Horses July 03, 2013|Print
There are many different choices when it comes to types of hay for horses. Each type of hay has certain characteristics that you should be familiar with.

Ashley Griffin, University of Kentucky

Timothy Hay

Timothy Hay

Timothy hay is one of the most popular hays fed to horses. It can be quite expensive, depending on whether it has to be shipped long distances. Timothy must be harvested in the pre- or early-bloom stage to ensure a high nutrient content. The first cutting usually has a higher weed content, and quality decreases after the second cutting, so the second cutting is usually the best to feed.



 

Bermudagrass Hay

Bermudagrass Hay

Bermudagrass hay is used mostly in the southern United States. Common bermudagrass does not grow tall enough for hay production, but coastal bermudagrass can be used. The same stand of grass can be cut four or five times a year. It is as nutritious as timothy hay, and its value can be increased by growing it with a legume.




 

Oat Hay

Oat Hay

Oat hay is an excellent feed for horses. The choice between alfalfa and oat hay depends on price per unit of energy or protein and the type of horse being fed. Depending on the area of the country in which it is grown, oat hay can be low in protein and contain only marginal calcium, phosphorus, and carotene.





 

Alfalfa Hay

Alfalfa Hay

Alfalfa hay is one of the best hays fed to horses. Several characteristics of alfalfa make it an excellent hay for horses.

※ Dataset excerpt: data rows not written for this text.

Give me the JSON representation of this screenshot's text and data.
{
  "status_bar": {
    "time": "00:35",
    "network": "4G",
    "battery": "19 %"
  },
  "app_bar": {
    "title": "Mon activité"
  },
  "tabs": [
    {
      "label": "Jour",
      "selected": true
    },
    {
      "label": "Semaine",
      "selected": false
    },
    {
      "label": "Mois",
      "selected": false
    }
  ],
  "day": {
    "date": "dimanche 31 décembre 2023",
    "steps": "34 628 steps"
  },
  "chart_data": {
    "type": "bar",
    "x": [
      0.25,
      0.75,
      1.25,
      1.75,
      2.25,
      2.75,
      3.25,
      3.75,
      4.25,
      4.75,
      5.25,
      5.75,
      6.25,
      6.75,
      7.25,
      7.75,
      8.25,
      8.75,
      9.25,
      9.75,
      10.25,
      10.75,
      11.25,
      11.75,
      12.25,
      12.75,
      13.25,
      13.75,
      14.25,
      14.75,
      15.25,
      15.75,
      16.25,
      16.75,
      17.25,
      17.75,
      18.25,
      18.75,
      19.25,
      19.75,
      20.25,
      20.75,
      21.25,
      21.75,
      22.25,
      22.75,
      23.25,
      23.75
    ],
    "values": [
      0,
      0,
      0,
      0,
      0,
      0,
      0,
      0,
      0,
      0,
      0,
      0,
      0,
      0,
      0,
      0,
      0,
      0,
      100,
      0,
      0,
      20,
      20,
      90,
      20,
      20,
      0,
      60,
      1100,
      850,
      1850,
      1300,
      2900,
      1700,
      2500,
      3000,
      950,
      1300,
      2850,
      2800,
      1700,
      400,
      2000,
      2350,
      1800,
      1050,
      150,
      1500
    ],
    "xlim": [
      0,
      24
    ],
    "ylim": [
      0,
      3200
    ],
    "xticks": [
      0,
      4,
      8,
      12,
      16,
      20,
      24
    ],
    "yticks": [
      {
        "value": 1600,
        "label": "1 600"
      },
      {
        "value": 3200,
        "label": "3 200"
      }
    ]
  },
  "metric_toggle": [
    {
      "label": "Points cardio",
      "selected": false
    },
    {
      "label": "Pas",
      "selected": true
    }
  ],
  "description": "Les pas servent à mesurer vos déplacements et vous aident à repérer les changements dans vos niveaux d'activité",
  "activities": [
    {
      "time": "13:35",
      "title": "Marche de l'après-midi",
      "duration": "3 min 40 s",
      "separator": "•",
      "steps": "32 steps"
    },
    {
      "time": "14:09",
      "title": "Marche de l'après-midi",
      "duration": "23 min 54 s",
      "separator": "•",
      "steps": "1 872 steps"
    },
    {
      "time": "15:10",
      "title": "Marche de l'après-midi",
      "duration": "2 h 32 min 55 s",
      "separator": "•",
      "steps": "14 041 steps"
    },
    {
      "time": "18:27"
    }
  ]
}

  • It is highly palatable. Most horses will readily consume alfalfa hay. However, because of its high palatability, intake must be restricted to keep horses from overeating and becoming colicky.
  • It is high in energy.  Alfalfa hay has 120 percent more energy per unit in weight than oat hay. Therefore, it takes less hay to meet a horse's nutrient needs when feeding alfalfa hay. However, the high-energy content may lead to overfeeding and to a fat horse.
  • It is high in protein. Alfalfa hay is high in good-quality protein. Crude protein values can be as high as 18 to 19 percent. People once thought that feeding alfalfa hay to horses caused kidney damage because of increased urination and ammonia production. We now understand, however, that excess protein in alfalfa is converted into energy compounds, and the nitrogen produced in this conversion must be eliminated as ammonia.
  • It is a good source of vitamins and minerals. If cured correctly, vitamin C content will be high. The calcium:phosphorus ratio is about 6:1 and must be considered when feeding young, growing horses.

There are generally five to eight cuttings from an alfalfa field each year when irrigated, four to five when not irrigated. The first cutting will have more weeds and grass; the second cutting is usually clean with small stems. The third cutting is good hay, and the fourth and fifth cuttings begin to have more stems and fewer leaves. As more stems are present, the quality of the hay decreases and palatability declines.

 

 

Clover and Grass Hay

Clover & Grass Hay

 

Clover hays are similar to alfalfa hays because they are legumes. Clover hay is usually mixed with grass hays. There are five kinds of clover hay: red, common white, crimson, alsike, and landino. White and landino clovers are usually grown for pasture. The other three contain 14 to 16 percent crude protein. Red clover causes "slobbers" in horses. Slobbers is excessive salivation that does not hurt the horse.